Si consideri inoltre come l’art. 1 della Legge n. 178/20 abbia modificato il regime sanzionatorio per le violazioni connesse alla comunicazione in esame, con riferimento alle operazioni effettuate dal 2022.

L’art. 11, co. 2-quater del D.Lgs. n. 471/97, prevede l’applicazione di una sanzione amministrativa pari a 2,00 euro per ciascuna fattura non trasmessa correttamente o non trasmessa tempestivamente, modificando il limite massimo. Il nuovo importo massimo della sanzione è pari a 400,00 euro su base mensile, riducibile alla metà (entro il nuovo limite massimo di 200,00 euro per ciascun mese), se la trasmissione dei dati è avvenuta entro i 15 giorni successivi ai termini previsti.

Infine, volendo considerare anche il regime sanzionatorio dei modelli INTRASTAT, ovvero quei modelli che devono essere presentati dai contribuenti che effettuano acquisti e cessioni di beni e servizi ai fini IVA con operatori comunitari (Intra UE), si consideri come l’impianto sanzionatorio operi differentemente.

I modelli Intra devono essere presentati mensilmente o trimestralmente a seconda dell’ammontare di scambi di beni e servizi realizzati ai fini IVA con altri operatori comunitari.

Per quanto riguarda gli aspetti sanzionatori, le violazioni in materia possono riguardare sia la presentazione dei modelli Intrastat sia i soli dati statistici.

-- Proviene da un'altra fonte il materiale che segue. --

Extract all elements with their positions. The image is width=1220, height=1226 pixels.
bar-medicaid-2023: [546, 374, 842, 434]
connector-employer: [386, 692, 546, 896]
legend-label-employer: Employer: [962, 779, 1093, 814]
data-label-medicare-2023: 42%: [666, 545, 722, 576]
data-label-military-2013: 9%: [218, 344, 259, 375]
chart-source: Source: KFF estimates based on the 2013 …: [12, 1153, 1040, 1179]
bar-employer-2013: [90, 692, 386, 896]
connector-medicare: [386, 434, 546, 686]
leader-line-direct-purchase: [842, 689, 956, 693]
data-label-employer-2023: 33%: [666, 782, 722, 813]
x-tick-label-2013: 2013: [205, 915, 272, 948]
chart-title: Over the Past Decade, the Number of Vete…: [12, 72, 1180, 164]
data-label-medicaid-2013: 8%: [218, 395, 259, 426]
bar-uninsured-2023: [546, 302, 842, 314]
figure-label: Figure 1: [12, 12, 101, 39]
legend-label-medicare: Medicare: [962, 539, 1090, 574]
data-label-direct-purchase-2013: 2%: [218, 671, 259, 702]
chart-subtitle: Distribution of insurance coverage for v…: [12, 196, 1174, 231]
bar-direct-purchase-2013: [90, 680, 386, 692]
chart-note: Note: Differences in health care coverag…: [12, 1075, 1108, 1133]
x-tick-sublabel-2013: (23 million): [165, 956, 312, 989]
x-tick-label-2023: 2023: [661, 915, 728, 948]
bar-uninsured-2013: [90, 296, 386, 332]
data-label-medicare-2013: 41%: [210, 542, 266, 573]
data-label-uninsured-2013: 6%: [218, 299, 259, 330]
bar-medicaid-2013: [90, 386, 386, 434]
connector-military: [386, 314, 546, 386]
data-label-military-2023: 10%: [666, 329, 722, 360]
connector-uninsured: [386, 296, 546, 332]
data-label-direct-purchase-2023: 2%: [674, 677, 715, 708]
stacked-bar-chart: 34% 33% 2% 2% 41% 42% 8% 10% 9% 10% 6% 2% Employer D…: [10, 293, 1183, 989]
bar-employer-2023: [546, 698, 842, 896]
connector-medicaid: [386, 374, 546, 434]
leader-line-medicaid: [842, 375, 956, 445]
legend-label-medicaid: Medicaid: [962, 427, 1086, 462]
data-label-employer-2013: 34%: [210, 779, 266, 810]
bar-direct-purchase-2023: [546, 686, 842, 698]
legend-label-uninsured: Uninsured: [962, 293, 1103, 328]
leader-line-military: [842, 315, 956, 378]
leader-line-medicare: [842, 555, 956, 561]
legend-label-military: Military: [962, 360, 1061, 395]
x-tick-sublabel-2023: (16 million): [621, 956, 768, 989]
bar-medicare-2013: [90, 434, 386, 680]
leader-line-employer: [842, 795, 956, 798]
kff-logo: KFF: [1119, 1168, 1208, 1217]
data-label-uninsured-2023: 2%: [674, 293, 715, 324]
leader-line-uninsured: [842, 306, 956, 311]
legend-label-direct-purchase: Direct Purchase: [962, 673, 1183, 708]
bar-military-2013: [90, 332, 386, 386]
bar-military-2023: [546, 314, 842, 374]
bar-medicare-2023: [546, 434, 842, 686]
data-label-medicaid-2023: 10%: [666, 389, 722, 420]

L’omessa presentazione degli elenchi riepilogativi ovvero la loro incompleta, inesatta o irregolare compilazione, è punita con la sanzione da 500 a 1.000 euro per ciascuno di essi, ridotta alla metà in caso di presentazione nel termine di 30 giorni dalla richiesta inviata dagli uffici abilitati a riceverla o incaricati del loro controllo. Non sono sanzionate, invece,  la correzione dei dati inesatti e l’integrazione dei dati mancanti, purchè ciò avvenga spontaneamente o, comunque entro il termine di 30 giorni dalla richiesta dei competenti uffici doganali.

Per sanare le violazioni in esame è possibile avvalersi in ogni caso dell’istituto del ravvedimento operoso.

Per quanto riguarda invece le sanzioni applicabili nei casi di omissione o inesattezza dei dati statistici negli elenchi INTRASTAT, occorre far riferimento alle disposizioni degli artt. 7 e 11 del D.Lgs. 322/1989.

Al riguardo, si ricorda che l’applicabilità delle sanzioni amministrative è limitata ai soli operatori che, inclusi nello specifico elenco pubblicato dall’Istat, realizzano scambi commerciali con i paesi Ue con volumi mensili pari o superiori ad euro 750.000 (D.P.R. 19 luglio 2023).

Le sanzioni previste dall’art. 11 del D.Lgs. 322/1989 (da euro 206 ad euro 2.065 per le persone fisiche)  possono quindi essere applicate una sola volta per ogni elenco INTRASTAT mensile inesatto o incompleto, a prescindere dal numero di transazioni mancanti o riportate in modo errato nell’elenco stesso.